1. Install virtualenv `pip install virtualenv`
2. Create a virtual environment in project root directory `virtualenv venv --python=python3.8.9` (Snowpark for Python requires Python 3.8.X)
3. Install Snowflake Connector for Python with Pandas `pip install snowflake-connector-python[pandas]`
4. Install Snowpark for Python with Pandas `pip install snowflake-snowpark-python[pandas]`
5. Install IPYthon `pip install IPYthon`
6. Install Jupyter Notebooks `pip install jupyter`

In [None]:
import pandas as pd

from configparser import ConfigParser
# from typing import PASS
from pandas_profiling import ProfileReport
from snowflake.snowpark import Session
# from snowflake.snowpark.functions import udf, split
# from snowflake.snowpark import functions as funct

In [None]:
# Create a 'config.ini' file to store credentials locally for security
config = ConfigParser()
cfg_path = '../config.ini'
config.read(cfg_path)

In [None]:
# Connect to Snowflake
account = config['CONNECTION']['account']
user = config['CONNECTION']['user']
password = config['CONNECTION']['password']
role = config['CONNECTION']['role']
warehouse = config['CONNECTION']['warehouse']
database = config['CONNECTION']['database']
schema = config['CONNECTION']['schema']

connection_parameters = {
  "account": account,
  "user": user,
  "password": password,
  "role": role,
  "warehouse": warehouse,
  "database": database,
  "schema": schema
}

session = Session.builder.configs(connection_parameters).create()

# Test connection
print(session.sql("select * from movies_raw limit 10").collect())  

In [None]:
# Store database tables in a DataFrame
movies_raw = session.table('movies_raw').to_pandas()
ratings_raw = session.table('ratings_raw').to_pandas()
users_raw = session.table('users_raw').to_pandas()

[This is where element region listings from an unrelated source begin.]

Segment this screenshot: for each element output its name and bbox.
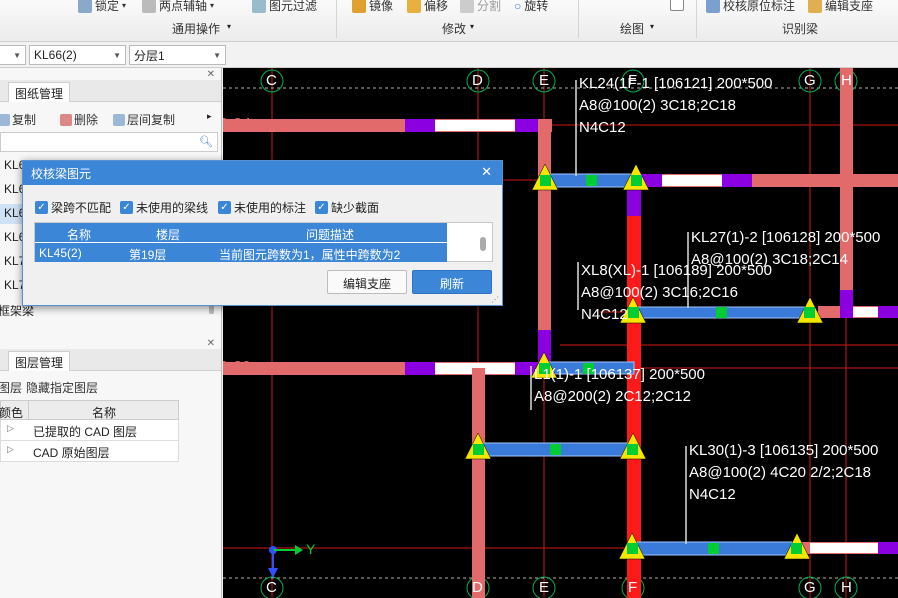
check-icon: ✓ xyxy=(35,201,48,214)
show-layer-button[interactable]: 图层 xyxy=(0,379,22,396)
rotate-button[interactable]: ○ 旋转 xyxy=(514,0,548,14)
tab-layer-management[interactable]: 图层管理 xyxy=(8,351,71,371)
checkbox-unused-label[interactable]: ✓ 未使用的标注 xyxy=(218,199,306,216)
close-icon[interactable]: ✕ xyxy=(207,338,215,349)
coord-y-label: Y xyxy=(306,541,316,557)
search-input[interactable]: 🔍︎ xyxy=(0,132,218,152)
draw-icon xyxy=(670,0,684,11)
group-modify: 修改 xyxy=(442,22,467,36)
split-button[interactable]: 分割 xyxy=(460,0,501,14)
check-icon: ✓ xyxy=(120,201,133,214)
refresh-button[interactable]: 刷新 xyxy=(412,270,492,294)
resize-grip-icon[interactable]: ⋰ xyxy=(491,295,499,304)
beam-annotation[interactable]: KL24(1F-1 [106121] 200*500 A8@100(2) 3C1… xyxy=(579,73,772,139)
chevron-down-icon: ▼ xyxy=(213,50,221,60)
table-row[interactable]: ▷ CAD 原始图层 xyxy=(0,441,179,462)
edit-support-icon xyxy=(808,0,822,13)
layer-copy-button[interactable]: 层间复制 xyxy=(113,111,175,128)
group-identify: 识别梁 xyxy=(782,22,819,36)
axis-icon xyxy=(142,0,156,13)
chevron-down-icon: ▼ xyxy=(13,50,21,60)
drawing-canvas[interactable]: C D E F G H C D E F G H 2-24 2-29 Y KL24… xyxy=(223,68,898,598)
checkbox-missing-section[interactable]: ✓ 缺少截面 xyxy=(315,199,379,216)
close-icon[interactable]: ✕ xyxy=(207,69,215,80)
checkbox-unused-beam-line[interactable]: ✓ 未使用的梁线 xyxy=(120,199,208,216)
element-select[interactable]: KL66(2) ▼ xyxy=(29,45,126,65)
group-draw: 绘图 xyxy=(620,22,645,36)
split-icon xyxy=(460,0,474,13)
property-toolbar: ▼ KL66(2) ▼ 分层1 ▼ xyxy=(0,42,898,68)
axis-label: G xyxy=(804,579,816,596)
table-header: 名称 楼层 问题描述 xyxy=(35,223,447,242)
search-icon: 🔍︎ xyxy=(199,136,213,148)
beam-annotation[interactable]: KL30(1)-3 [106135] 200*500 A8@100(2) 4C2… xyxy=(689,440,878,506)
chevron-down-icon: ▼ xyxy=(113,50,121,60)
table-row[interactable]: ▷ 已提取的 CAD 图层 xyxy=(0,420,179,441)
check-beam-dialog: 校核梁图元 ✕ ✓ 梁跨不匹配 ✓ 未使用的梁线 ✓ 未使用的标注 ✓ 缺少截面 名称 … xyxy=(22,160,503,306)
beam-annotation[interactable]: L1(1)-1 [106137] 200*500 A8@200(2) 2C12;… xyxy=(534,364,705,408)
checkbox-span-mismatch[interactable]: ✓ 梁跨不匹配 xyxy=(35,199,111,216)
mirror-button[interactable]: 镜像 xyxy=(352,0,393,14)
check-label-icon xyxy=(706,0,720,13)
layer-copy-icon xyxy=(113,113,125,126)
dialog-title: 校核梁图元 ✕ xyxy=(23,161,502,185)
delete-icon xyxy=(60,113,72,126)
hide-layer-button[interactable]: 隐藏指定图层 xyxy=(26,379,98,396)
delete-button[interactable]: 删除 xyxy=(60,111,98,128)
copy-button[interactable]: 复制 xyxy=(0,111,36,128)
group-general: 通用操作 xyxy=(172,22,221,36)
drawing-panel-header: 图纸管理 xyxy=(0,80,221,102)
filter-icon xyxy=(252,0,266,13)
expand-icon[interactable]: ▷ xyxy=(7,444,14,455)
beam-annotation[interactable]: XL8(XL)-1 [106189] 200*500 A8@100(2) 3C1… xyxy=(581,260,772,326)
axis-label: E xyxy=(539,72,550,89)
close-icon[interactable]: ✕ xyxy=(481,164,492,180)
draw-button[interactable] xyxy=(670,0,684,11)
layer-table-header: 颜色 名称 xyxy=(0,400,179,420)
axis-label: E xyxy=(539,579,550,596)
axis-label: C xyxy=(266,72,277,89)
row-axis-label: 2-29 xyxy=(223,359,252,376)
layer-panel-header: 图层管理 xyxy=(0,349,221,371)
axis-label: G xyxy=(804,72,816,89)
copy-icon xyxy=(0,113,10,126)
axis-label: H xyxy=(841,579,852,596)
offset-button[interactable]: 偏移 xyxy=(407,0,448,14)
ribbon: 锁定 ▾ 两点辅轴 ▾ 图元过滤 通用操作 ▾ 镜像 偏移 分割 ○ 旋转 修改 ▾ … xyxy=(0,0,898,42)
edit-support-button[interactable]: 编辑支座 xyxy=(327,270,407,294)
layer-select[interactable]: 分层1 ▼ xyxy=(129,45,226,65)
left-panel: ✕ 图纸管理 复制 删除 层间复制 ▸ 🔍︎ KL6 KL6 KL6 KL6 K… xyxy=(0,68,222,598)
two-point-axis-button[interactable]: 两点辅轴 ▾ xyxy=(142,0,214,14)
lock-button[interactable]: 锁定 ▾ xyxy=(78,0,126,14)
edit-support-button[interactable]: 编辑支座 xyxy=(808,0,873,14)
rotate-icon: ○ xyxy=(514,0,522,13)
lock-icon xyxy=(78,0,92,13)
filter-button[interactable]: 图元过滤 xyxy=(252,0,317,14)
axis-label: F xyxy=(628,579,638,596)
offset-icon xyxy=(407,0,421,13)
tab-drawing-management[interactable]: 图纸管理 xyxy=(8,82,71,102)
row-axis-label: 2-24 xyxy=(223,116,252,133)
expand-icon[interactable]: ▷ xyxy=(7,423,14,434)
table-row[interactable]: KL45(2) 第19层 当前图元跨数为1，属性中跨数为2 xyxy=(35,243,447,262)
type-select[interactable]: ▼ xyxy=(0,45,26,65)
more-icon[interactable]: ▸ xyxy=(207,111,212,122)
mirror-icon xyxy=(352,0,366,13)
issue-table: 名称 楼层 问题描述 KL45(2) 第19层 当前图元跨数为1，属性中跨数为2 xyxy=(34,222,493,262)
check-label-button[interactable]: 校核原位标注 xyxy=(706,0,795,14)
check-icon: ✓ xyxy=(218,201,231,214)
axis-label: H xyxy=(841,72,852,89)
axis-label: D xyxy=(472,579,483,596)
scrollbar[interactable] xyxy=(480,237,486,251)
axis-label: C xyxy=(266,579,277,596)
axis-label: D xyxy=(472,72,483,89)
check-icon: ✓ xyxy=(315,201,328,214)
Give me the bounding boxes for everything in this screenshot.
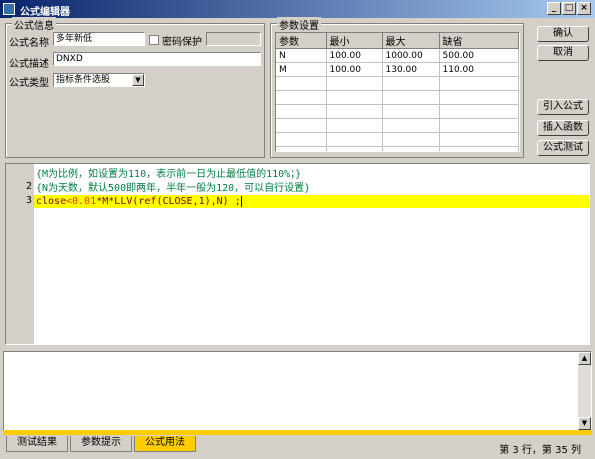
formula-info-legend: 公式信息 — [12, 17, 56, 32]
code-token: close — [36, 196, 67, 207]
table-cell[interactable] — [326, 90, 383, 105]
code-token: 0.01 — [72, 196, 97, 207]
minimize-button[interactable]: _ — [547, 2, 561, 15]
test-formula-button[interactable]: 公式测试 — [537, 140, 589, 156]
table-cell[interactable]: 1000.00 — [382, 48, 440, 63]
code-token: *M*LLV(ref(CLOSE,1),N) ; — [96, 196, 241, 207]
tab-test-results[interactable]: 测试结果 — [6, 436, 68, 452]
tab-strip — [3, 430, 592, 435]
desc-label: 公式描述 — [9, 59, 49, 70]
table-row[interactable]: M 100.00 130.00 110.00 — [276, 62, 519, 77]
table-row[interactable] — [276, 118, 519, 133]
table-cell[interactable] — [382, 118, 440, 133]
table-row[interactable] — [276, 90, 519, 105]
table-cell[interactable] — [326, 104, 383, 119]
code-line-comment[interactable]: {M为比例，如设置为110，表示前一日为止最低值的110%；} — [34, 168, 301, 181]
table-cell[interactable]: 100.00 — [326, 62, 383, 77]
type-select-value: 指标条件选股 — [56, 75, 111, 85]
table-cell[interactable] — [382, 132, 440, 147]
table-cell[interactable]: N — [276, 48, 327, 63]
table-cell[interactable]: 110.00 — [439, 62, 519, 77]
table-row[interactable] — [276, 104, 519, 119]
table-cell[interactable] — [276, 132, 327, 147]
table-cell[interactable] — [276, 118, 327, 133]
table-cell[interactable]: 500.00 — [439, 48, 519, 63]
line-number-gutter: 2 3 — [6, 164, 34, 344]
params-table[interactable]: 参数 最小 最大 缺省 N 100.00 1000.00 500.00 M 10… — [275, 32, 520, 152]
table-cell[interactable] — [439, 118, 519, 133]
line-number: 2 — [25, 181, 32, 192]
password-label: 密码保护 — [162, 37, 202, 48]
table-cell[interactable] — [276, 146, 327, 151]
table-cell[interactable] — [439, 76, 519, 91]
scroll-up-icon[interactable]: ▲ — [578, 352, 591, 365]
close-button[interactable]: × — [577, 2, 591, 15]
table-cell[interactable] — [382, 104, 440, 119]
cancel-button[interactable]: 取消 — [537, 45, 589, 61]
name-label: 公式名称 — [9, 38, 49, 49]
table-cell[interactable] — [382, 90, 440, 105]
table-row[interactable] — [276, 76, 519, 91]
table-cell[interactable] — [439, 146, 519, 151]
col-header: 最大 — [382, 33, 440, 49]
table-cell[interactable] — [326, 118, 383, 133]
table-cell[interactable] — [439, 104, 519, 119]
table-cell[interactable] — [326, 76, 383, 91]
table-row[interactable] — [276, 146, 519, 151]
import-formula-button[interactable]: 引入公式 — [537, 99, 589, 115]
table-cell[interactable] — [276, 104, 327, 119]
password-field — [206, 32, 261, 46]
table-cell[interactable]: 130.00 — [382, 62, 440, 77]
tab-param-hints[interactable]: 参数提示 — [70, 436, 132, 452]
table-cell[interactable] — [382, 76, 440, 91]
table-cell[interactable]: 100.00 — [326, 48, 383, 63]
table-cell[interactable] — [276, 76, 327, 91]
text-caret — [240, 195, 242, 207]
desc-field[interactable]: DNXD — [53, 52, 261, 66]
code-line-current[interactable]: close<0.01*M*LLV(ref(CLOSE,1),N) ; — [34, 195, 589, 208]
type-select[interactable]: 指标条件选股 ▼ — [53, 73, 145, 87]
table-cell[interactable] — [382, 146, 440, 151]
scroll-down-icon[interactable]: ▼ — [578, 417, 591, 430]
maximize-button[interactable]: □ — [562, 2, 576, 15]
name-field[interactable]: 多年新低 — [53, 32, 145, 46]
tab-formula-usage[interactable]: 公式用法 — [134, 436, 196, 452]
output-pane[interactable]: ▲ ▼ — [3, 351, 592, 431]
table-cell[interactable] — [439, 90, 519, 105]
table-row[interactable] — [276, 132, 519, 147]
insert-function-button[interactable]: 插入函数 — [537, 120, 589, 136]
cursor-position-status: 第 3 行，第 35 列 — [499, 445, 581, 456]
vertical-scrollbar[interactable]: ▲ ▼ — [578, 352, 591, 430]
col-header: 参数 — [276, 33, 327, 49]
ok-button[interactable]: 确认 — [537, 26, 589, 42]
table-cell[interactable] — [439, 132, 519, 147]
table-cell[interactable] — [276, 90, 327, 105]
type-label: 公式类型 — [9, 78, 49, 89]
password-checkbox[interactable] — [149, 35, 159, 45]
params-legend: 参数设置 — [277, 17, 321, 32]
table-cell[interactable]: M — [276, 62, 327, 77]
table-cell[interactable] — [326, 132, 383, 147]
table-cell[interactable] — [326, 146, 383, 151]
code-editor[interactable]: 2 3 {M为比例，如设置为110，表示前一日为止最低值的110%；} {N为天… — [5, 163, 590, 345]
code-line-comment[interactable]: {N为天数，默认500即两年，半年一般为120，可以自行设置} — [34, 182, 310, 195]
title-bar[interactable]: 公式编辑器 _ □ × — [0, 0, 595, 18]
col-header: 最小 — [326, 33, 383, 49]
line-number: 3 — [25, 195, 32, 206]
col-header: 缺省 — [439, 33, 519, 49]
app-icon — [3, 3, 15, 15]
chevron-down-icon[interactable]: ▼ — [132, 74, 144, 86]
window-title: 公式编辑器 — [20, 7, 70, 18]
table-row[interactable]: N 100.00 1000.00 500.00 — [276, 48, 519, 63]
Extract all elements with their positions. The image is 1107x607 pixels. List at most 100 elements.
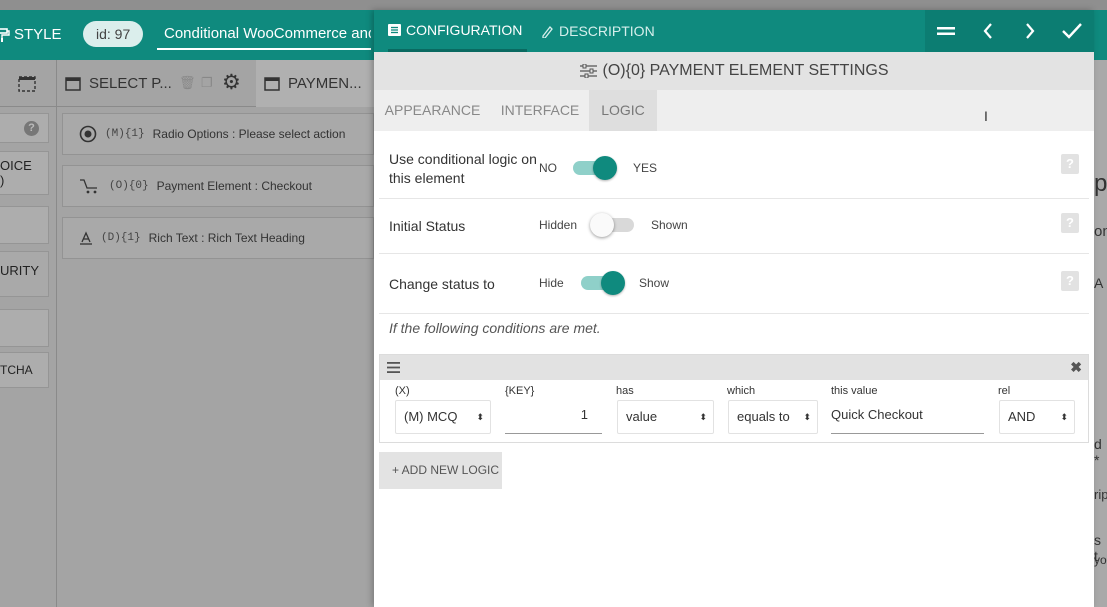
- subtab-interface[interactable]: INTERFACE: [491, 90, 589, 131]
- change-status-toggle[interactable]: [579, 271, 625, 295]
- tab-configuration[interactable]: CONFIGURATION: [388, 10, 527, 52]
- setting-label: Initial Status: [389, 218, 466, 234]
- help-badge-icon[interactable]: ?: [1061, 154, 1079, 174]
- which-select-value: equals to: [737, 409, 790, 424]
- field-code: (O){0}: [109, 180, 149, 192]
- key-input[interactable]: 1: [505, 400, 602, 434]
- drag-handle-icon[interactable]: [387, 362, 400, 373]
- tab-description-label: DESCRIPTION: [559, 23, 655, 39]
- left-icon-bar: [0, 60, 57, 107]
- window-icon: [264, 76, 280, 91]
- next-button[interactable]: [1009, 10, 1051, 52]
- toggle-on-text: YES: [633, 161, 658, 175]
- field-row[interactable]: (M){1} Radio Options : Please select act…: [62, 113, 374, 155]
- rich-text-icon: [80, 231, 92, 245]
- cart-icon: [80, 179, 97, 194]
- subtab-appearance[interactable]: APPEARANCE: [374, 90, 491, 131]
- field-code: (M){1}: [105, 128, 145, 140]
- select-arrows-icon: ⬍: [1060, 412, 1068, 422]
- form-title-input[interactable]: Conditional WooCommerce and: [157, 22, 371, 50]
- field-row[interactable]: (D){1} Rich Text : Rich Text Heading: [62, 217, 374, 259]
- sliders-icon: [579, 64, 597, 78]
- right-panel-peek: p on A d * rip s t yo: [1094, 60, 1107, 607]
- value-input[interactable]: Quick Checkout: [831, 400, 984, 434]
- tab-description[interactable]: DESCRIPTION: [541, 10, 655, 52]
- col-label-which: which: [727, 385, 756, 397]
- window-icon: [65, 76, 81, 91]
- trash-icon[interactable]: 🗑: [179, 75, 196, 91]
- setting-initial-status: Initial Status Hidden Shown ?: [379, 199, 1089, 254]
- subtab-logic[interactable]: LOGIC: [589, 90, 657, 131]
- add-new-logic-button[interactable]: + ADD NEW LOGIC: [379, 452, 502, 489]
- left-item-captcha[interactable]: TCHA: [0, 352, 49, 388]
- toggle-knob: [590, 213, 614, 237]
- id-badge: id: 97: [83, 21, 144, 47]
- has-select[interactable]: value ⬍: [617, 400, 714, 434]
- tab-select-panel[interactable]: SELECT P...: [65, 60, 172, 107]
- left-item-blank[interactable]: [0, 206, 49, 244]
- setting-label: Use conditional logic on this element: [389, 151, 537, 186]
- prev-button[interactable]: [967, 10, 1009, 52]
- gear-icon[interactable]: ⚙: [222, 70, 241, 95]
- rel-select[interactable]: AND ⬍: [999, 400, 1075, 434]
- panel-tabs: SELECT P... 🗑 ❐ ⚙ PAYMEN...: [57, 60, 374, 107]
- initial-status-toggle[interactable]: [590, 213, 636, 237]
- peek-text: yo: [1094, 553, 1107, 567]
- which-select[interactable]: equals to ⬍: [728, 400, 818, 434]
- peek-text: p: [1094, 170, 1107, 197]
- equals-icon: [937, 27, 955, 35]
- field-row[interactable]: (O){0} Payment Element : Checkout: [62, 165, 374, 207]
- top-strip: [0, 0, 1107, 10]
- toggle-on-text: Shown: [651, 218, 688, 232]
- help-badge-icon[interactable]: ?: [1061, 213, 1079, 233]
- col-label-has: has: [616, 385, 634, 397]
- logic-rule-header: ✖: [380, 355, 1088, 380]
- modal-subtitle: (O){0} PAYMENT ELEMENT SETTINGS: [374, 52, 1094, 90]
- remove-rule-icon[interactable]: ✖: [1070, 359, 1082, 376]
- copy-icon[interactable]: ❐: [201, 75, 213, 91]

# Print an example of the movies_raw dataframe in pandas format
movies_raw.head()

In [None]:
# Data transformations on movies_raw. Add a new column called 'year', create dummies for genres, and drop the genres column (create function to do this)
movies_raw[['MOVIE_TITLE','MOVIE_YEAR']] = movies_raw['MOVIE_TITLE'].str.split(' \(', expand=True)
movies_raw['MOVIE_YEAR'] = movies_raw['MOVIE_YEAR'].str.replace('\)','')
movies_raw = movies_raw.join(pd.DataFrame(movies_raw['GENRE'].str.get_dummies())).drop('GENRE', axis=1)

In [None]:
# DQ checks: Remove missing values, check for duplicate rows, check for null values, check for duplicate columns (create function to do this)
movies_raw.isnull().sum()

In [None]:
# DQ checks on movies_raw
movies_raw.drop_duplicates().count()


In [None]:
movies_raw.dropna().count()

In [None]:
ratings_base = ratings_raw.join(users_raw.set_index('USER_ID'), on='USER_ID')

In [None]:
movies_base = movies_raw.join(ratings_base.set_index('MOVIE_ID'), on='MOVIE_ID')

In [None]:
ProfileReport(movies_base)